Really? Based on one video you highly recommend it? On your first post? Well I am glad to hear that because it would suck if you just wasted a post shilling for him.


----------



## brian john (Mar 11, 2007)

Based on a cursory view of the titles it appears it would be an ok place for an apprentice to get some homework help.

Now if the information is correct or helpful I would have to review the videos and I may look at one or two if I get the time.


----------



## macmikeman (Jan 23, 2007)

Is that they guy who is a friend of Shunk's who wired his load center wrong in the video I put up a few months back?


----------



## mofos be cray (Nov 14, 2016)

splatz said:


> Really? Based on one video you highly recommend it? On your first post?
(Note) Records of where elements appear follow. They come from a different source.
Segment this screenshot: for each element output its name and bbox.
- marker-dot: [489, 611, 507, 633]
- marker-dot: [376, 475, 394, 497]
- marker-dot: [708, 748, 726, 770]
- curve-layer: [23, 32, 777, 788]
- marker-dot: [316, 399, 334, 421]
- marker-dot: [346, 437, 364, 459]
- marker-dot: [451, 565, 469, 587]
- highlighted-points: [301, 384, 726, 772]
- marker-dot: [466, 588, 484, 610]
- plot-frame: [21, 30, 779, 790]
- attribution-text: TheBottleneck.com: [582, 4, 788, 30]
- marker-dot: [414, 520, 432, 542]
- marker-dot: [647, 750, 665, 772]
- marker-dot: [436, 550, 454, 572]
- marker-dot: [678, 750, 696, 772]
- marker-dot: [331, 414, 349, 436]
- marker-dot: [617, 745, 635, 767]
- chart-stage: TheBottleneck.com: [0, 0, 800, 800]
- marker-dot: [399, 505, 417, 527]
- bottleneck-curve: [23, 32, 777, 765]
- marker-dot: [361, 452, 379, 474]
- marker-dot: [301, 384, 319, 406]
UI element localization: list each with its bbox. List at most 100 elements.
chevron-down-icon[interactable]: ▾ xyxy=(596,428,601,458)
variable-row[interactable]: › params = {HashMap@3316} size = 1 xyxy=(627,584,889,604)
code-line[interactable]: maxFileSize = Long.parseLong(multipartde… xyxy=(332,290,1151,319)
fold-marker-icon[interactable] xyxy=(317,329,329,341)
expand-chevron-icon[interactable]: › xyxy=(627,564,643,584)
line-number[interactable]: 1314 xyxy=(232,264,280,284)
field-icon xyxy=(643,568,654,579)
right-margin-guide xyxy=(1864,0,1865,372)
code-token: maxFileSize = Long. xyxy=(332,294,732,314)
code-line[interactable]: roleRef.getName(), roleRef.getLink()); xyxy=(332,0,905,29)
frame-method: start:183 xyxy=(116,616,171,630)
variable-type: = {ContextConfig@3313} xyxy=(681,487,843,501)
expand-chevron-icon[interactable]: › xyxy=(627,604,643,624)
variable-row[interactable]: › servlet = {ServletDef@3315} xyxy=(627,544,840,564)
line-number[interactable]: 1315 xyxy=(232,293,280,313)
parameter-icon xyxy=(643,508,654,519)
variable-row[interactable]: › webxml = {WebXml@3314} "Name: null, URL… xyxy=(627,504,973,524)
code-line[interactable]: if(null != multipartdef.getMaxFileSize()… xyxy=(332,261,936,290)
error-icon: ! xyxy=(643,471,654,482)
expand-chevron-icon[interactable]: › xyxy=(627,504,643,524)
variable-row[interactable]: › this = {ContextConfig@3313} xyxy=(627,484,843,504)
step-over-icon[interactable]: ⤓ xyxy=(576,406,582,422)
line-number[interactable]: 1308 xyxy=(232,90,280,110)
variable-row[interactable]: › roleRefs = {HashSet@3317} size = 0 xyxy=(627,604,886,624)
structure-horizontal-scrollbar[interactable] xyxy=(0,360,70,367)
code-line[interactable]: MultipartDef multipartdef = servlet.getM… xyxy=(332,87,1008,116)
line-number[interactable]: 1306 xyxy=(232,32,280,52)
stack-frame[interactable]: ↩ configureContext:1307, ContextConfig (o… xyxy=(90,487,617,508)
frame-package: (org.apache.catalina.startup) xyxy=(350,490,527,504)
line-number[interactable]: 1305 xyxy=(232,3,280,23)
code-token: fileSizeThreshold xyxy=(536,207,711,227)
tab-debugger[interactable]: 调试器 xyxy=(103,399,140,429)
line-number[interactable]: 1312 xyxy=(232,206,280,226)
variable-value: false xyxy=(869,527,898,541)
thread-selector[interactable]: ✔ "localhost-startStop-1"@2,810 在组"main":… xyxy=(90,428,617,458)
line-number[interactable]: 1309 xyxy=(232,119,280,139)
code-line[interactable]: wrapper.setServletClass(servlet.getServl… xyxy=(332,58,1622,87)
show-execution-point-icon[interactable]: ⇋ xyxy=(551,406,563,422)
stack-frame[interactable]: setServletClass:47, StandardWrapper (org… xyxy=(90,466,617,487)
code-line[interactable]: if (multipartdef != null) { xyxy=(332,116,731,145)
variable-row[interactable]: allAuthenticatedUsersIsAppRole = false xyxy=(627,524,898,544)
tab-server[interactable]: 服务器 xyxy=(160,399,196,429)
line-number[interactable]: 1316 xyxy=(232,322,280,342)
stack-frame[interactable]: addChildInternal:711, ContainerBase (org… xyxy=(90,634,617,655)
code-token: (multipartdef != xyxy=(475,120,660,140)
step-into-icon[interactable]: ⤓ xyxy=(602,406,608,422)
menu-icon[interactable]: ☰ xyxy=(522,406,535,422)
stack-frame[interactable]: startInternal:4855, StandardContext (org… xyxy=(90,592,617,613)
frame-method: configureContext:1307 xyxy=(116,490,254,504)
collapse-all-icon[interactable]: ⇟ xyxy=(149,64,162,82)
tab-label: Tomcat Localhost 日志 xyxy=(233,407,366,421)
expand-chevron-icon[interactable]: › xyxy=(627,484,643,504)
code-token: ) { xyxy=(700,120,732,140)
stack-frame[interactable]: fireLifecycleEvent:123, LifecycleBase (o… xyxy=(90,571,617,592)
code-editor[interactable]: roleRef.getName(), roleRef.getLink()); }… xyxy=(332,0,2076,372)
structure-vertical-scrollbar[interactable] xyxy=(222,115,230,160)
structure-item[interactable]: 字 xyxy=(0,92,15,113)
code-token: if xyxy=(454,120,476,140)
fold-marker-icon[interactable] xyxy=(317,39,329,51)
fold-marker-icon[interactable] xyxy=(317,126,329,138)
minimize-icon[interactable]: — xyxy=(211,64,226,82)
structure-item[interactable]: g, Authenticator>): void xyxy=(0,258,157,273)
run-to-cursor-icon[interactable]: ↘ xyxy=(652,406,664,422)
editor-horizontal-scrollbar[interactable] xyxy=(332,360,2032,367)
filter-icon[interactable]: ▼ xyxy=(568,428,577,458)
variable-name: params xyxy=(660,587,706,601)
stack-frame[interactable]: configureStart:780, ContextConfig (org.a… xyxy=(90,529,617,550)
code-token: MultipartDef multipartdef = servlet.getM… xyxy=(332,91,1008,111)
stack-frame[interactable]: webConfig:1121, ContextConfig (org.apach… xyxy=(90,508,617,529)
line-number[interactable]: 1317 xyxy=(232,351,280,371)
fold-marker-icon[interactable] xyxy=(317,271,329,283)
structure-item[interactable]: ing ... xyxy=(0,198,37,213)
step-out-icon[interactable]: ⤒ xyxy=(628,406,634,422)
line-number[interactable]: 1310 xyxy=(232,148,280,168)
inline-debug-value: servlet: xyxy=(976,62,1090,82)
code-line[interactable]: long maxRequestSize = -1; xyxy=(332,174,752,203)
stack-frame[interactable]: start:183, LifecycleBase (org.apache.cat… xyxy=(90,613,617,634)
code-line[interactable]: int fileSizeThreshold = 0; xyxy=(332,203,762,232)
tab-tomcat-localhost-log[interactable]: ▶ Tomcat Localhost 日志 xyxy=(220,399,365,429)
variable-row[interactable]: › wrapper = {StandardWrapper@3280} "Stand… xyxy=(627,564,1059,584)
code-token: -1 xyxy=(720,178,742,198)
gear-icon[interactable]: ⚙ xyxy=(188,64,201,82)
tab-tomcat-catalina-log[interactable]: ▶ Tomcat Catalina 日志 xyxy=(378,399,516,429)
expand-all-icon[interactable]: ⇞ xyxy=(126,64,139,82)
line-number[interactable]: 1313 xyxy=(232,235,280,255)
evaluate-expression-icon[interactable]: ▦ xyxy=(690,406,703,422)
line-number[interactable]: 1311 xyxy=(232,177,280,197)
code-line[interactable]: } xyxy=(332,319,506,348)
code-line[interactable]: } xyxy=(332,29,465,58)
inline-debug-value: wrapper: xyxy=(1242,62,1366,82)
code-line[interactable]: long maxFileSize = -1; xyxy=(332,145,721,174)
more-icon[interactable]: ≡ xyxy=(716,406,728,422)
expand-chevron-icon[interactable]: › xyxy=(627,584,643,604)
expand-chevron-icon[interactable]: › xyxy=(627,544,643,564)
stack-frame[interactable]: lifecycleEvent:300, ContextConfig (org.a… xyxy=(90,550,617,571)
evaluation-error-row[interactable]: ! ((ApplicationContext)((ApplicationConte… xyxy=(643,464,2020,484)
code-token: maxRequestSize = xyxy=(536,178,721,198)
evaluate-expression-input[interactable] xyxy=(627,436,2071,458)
Well I am glad to hear that because it would suck if you just wasted a post shilling for him.


Nowhere did I say I had watched only one video, or that this was my first post. He has a number of videos, many of which I have watched, and I only said that I didn't have enough posts to share a link. But it would suck if YOU wasted a post having the actual information in order to make a intelligent comment.


----------



## splatz (May 23, 2015)

mofos be cray said:


> Nowhere did I say I had watched only one video, or that this was my first post. He has a number of videos, many of which I have watched, and I only said that I didn't have enough posts to share a link. But it would suck if YOU wasted a post having the actual information in order to make a intelligent comment.


Sorry about that, no offense intended, I didn't think you were a real poster, I thought you were a spammer doing a drive by posting to build some traffic to the channel. I looked at the channel and saw there's just one video and thought it had to be a fake review.


----------



## brian john (Mar 11, 2007)

mofos be cray said:


> Nowhere did I say I had watched only one video, or that this was my first post. He has a number of videos, many of which I have watched, and I only said that I didn't have enough posts to share a link. But it would suck if YOU wasted a post having the actual information in order to make a intelligent comment.


Understand there are 10 posts like yours and maybe one is legit.


----------